People like to quote the mighty Medgar Evers when discussing military reprisals to terrorism. But "you can kill a man, but you can't kill an idea" is only applicable when the idea in question is just. In fact, you CAN kill ideas—ideally, with better ones. But, as Facebook and Twitter will gladly tell you, lazier ones will also do the trick.
Though they are aberrant acts, violent terrorism, fascism, and murder are also logical extensions of any philosophy that turns on the premise that life on Earth is less meaningful than that promise of everlasting life in heaven. But that premise is only credible when life on Earth is made intolerable. The scholarly writer Reza Aslan has emerged as something as a religious apologist on cable TV, which is a pity, if an understandable one when you're up against dipshit demagogues like Bill Maher; still, Aslan's book Zealot frames the emergence of Christianity as a response to the enslavement of Jews by Romans—in the absence of any hope, or any power, or any agency, they turned to the only fantasy that was available. It's a powerful and persistent framework for rebellion, even if everything about it is just smoke and mirrors. But if its adherents are going to be held accountable to reason, then so should Rome.
Though prosperous societies prefer to remember the more fragrant line about opium, Marx was a lot closer to the mark when he called religion "the sigh of the oppressed creature, the heart of a heartless world, and the soul of soulless conditions." That's why religious terrorism is religion unshackled, distilled, weaponized. You can't tolerate one without expecting and enabling the other.
I hope we can get together on changing the conditions that allow this to keep happening.
To do this in a meaningful way will require atheists to get real about our arrogance—which has justifiably alienated people since the historic mobilization of the atheist movement that followed 9/11—and stop pretending that Big Shari'a is just some big monolith of Wrongness, as if the conditions of extreme poverty, social injustice, and institutionalized racism spreading from the West are not massively to blame for the pervasiveness of religious conviction around the world. The idea that "they hate our freedoms"—though clearly they do—is incidental. They hate our encroachment on their basic dignity far more. This gap needs to be closed before there will ever be any real movement towards the worldwide abandonment of the lie of religion, and the hellish reality it unleashes on all of us—believers included, maybe even especially—every day.

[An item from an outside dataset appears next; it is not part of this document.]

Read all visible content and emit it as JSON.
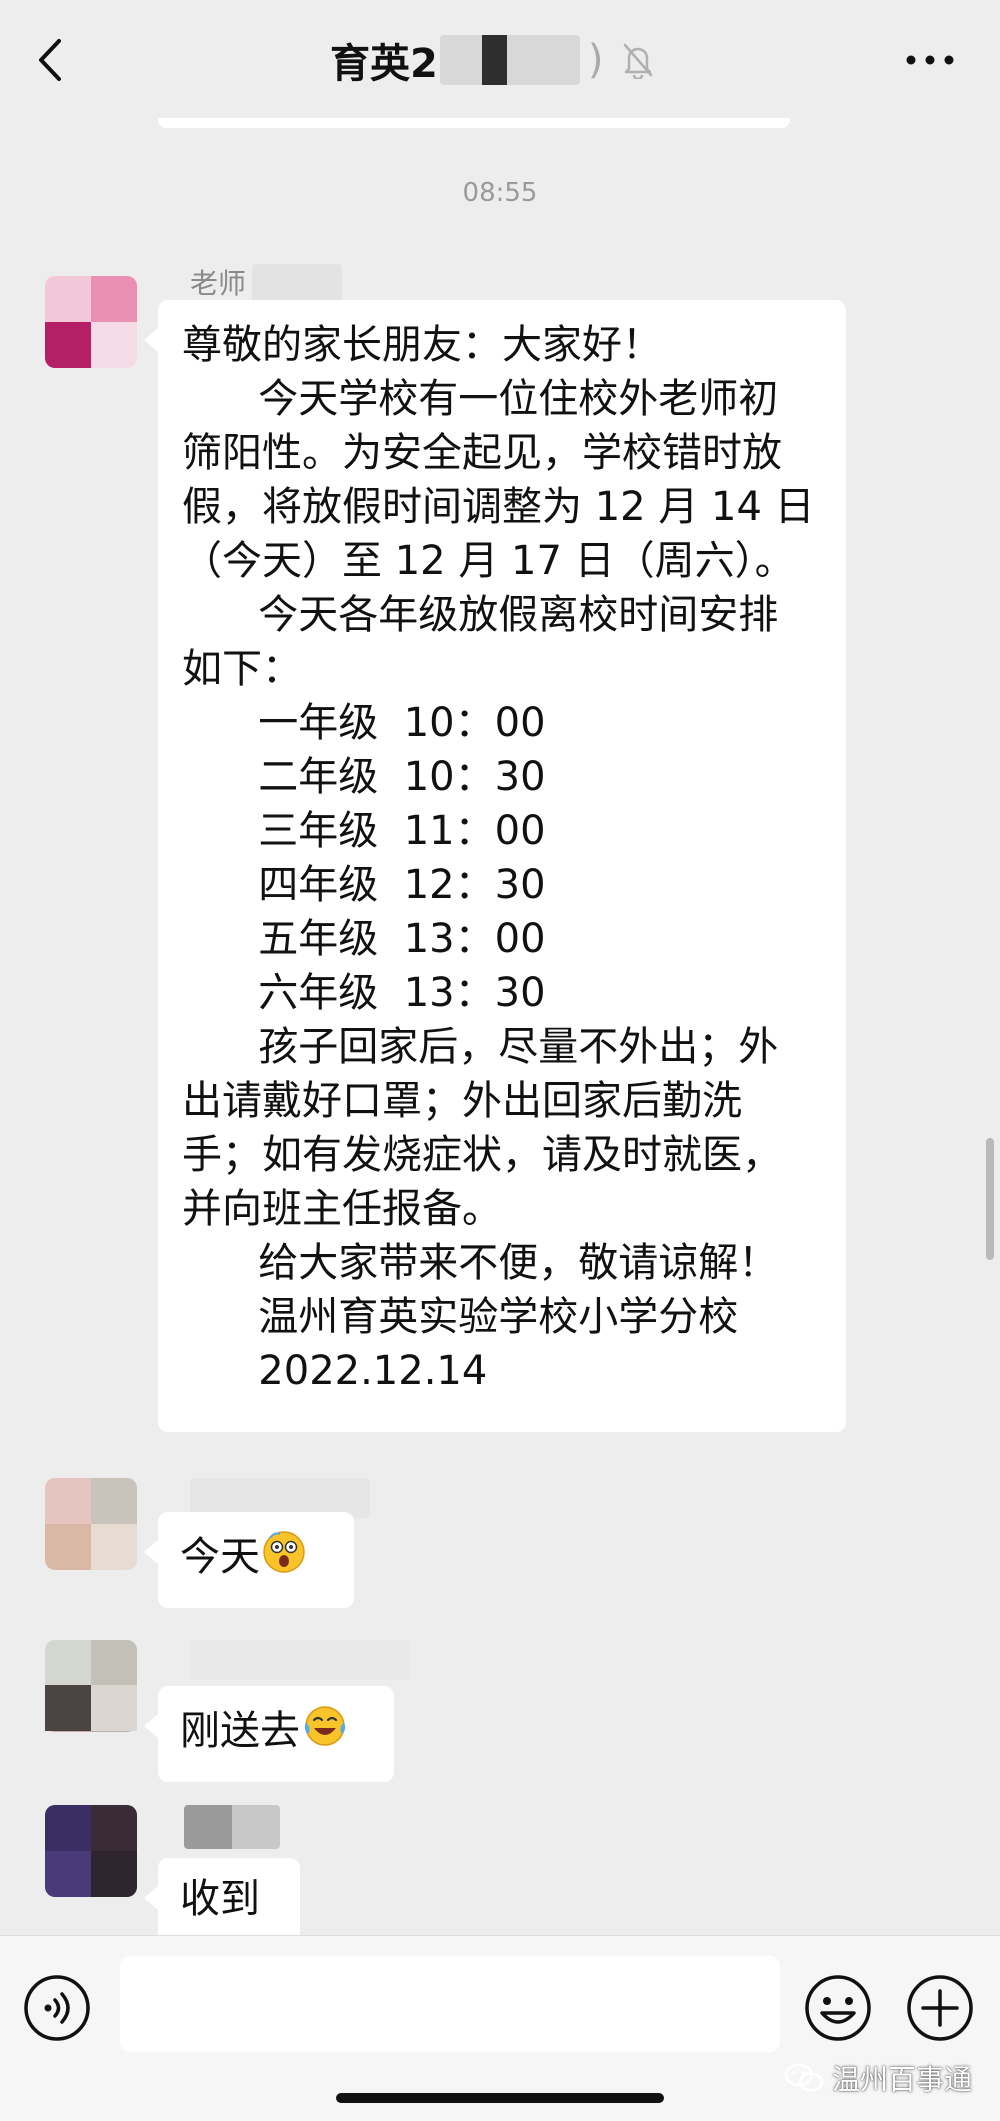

That's part of why Charles's original post is worth defending, and part of why it demanded a follow-up.
The lines in Kipling's "The Ballad of East and West" that follow the one about East being East and West being West "and never the twain shall meet" aren't cited nearly as often, but they invest the scenario with a bit of very welcome hope:
"But there is neither East nor West, Border, nor Breed, nor Birth,/
When two strong men stand face to face, though they come from the ends of the earth!"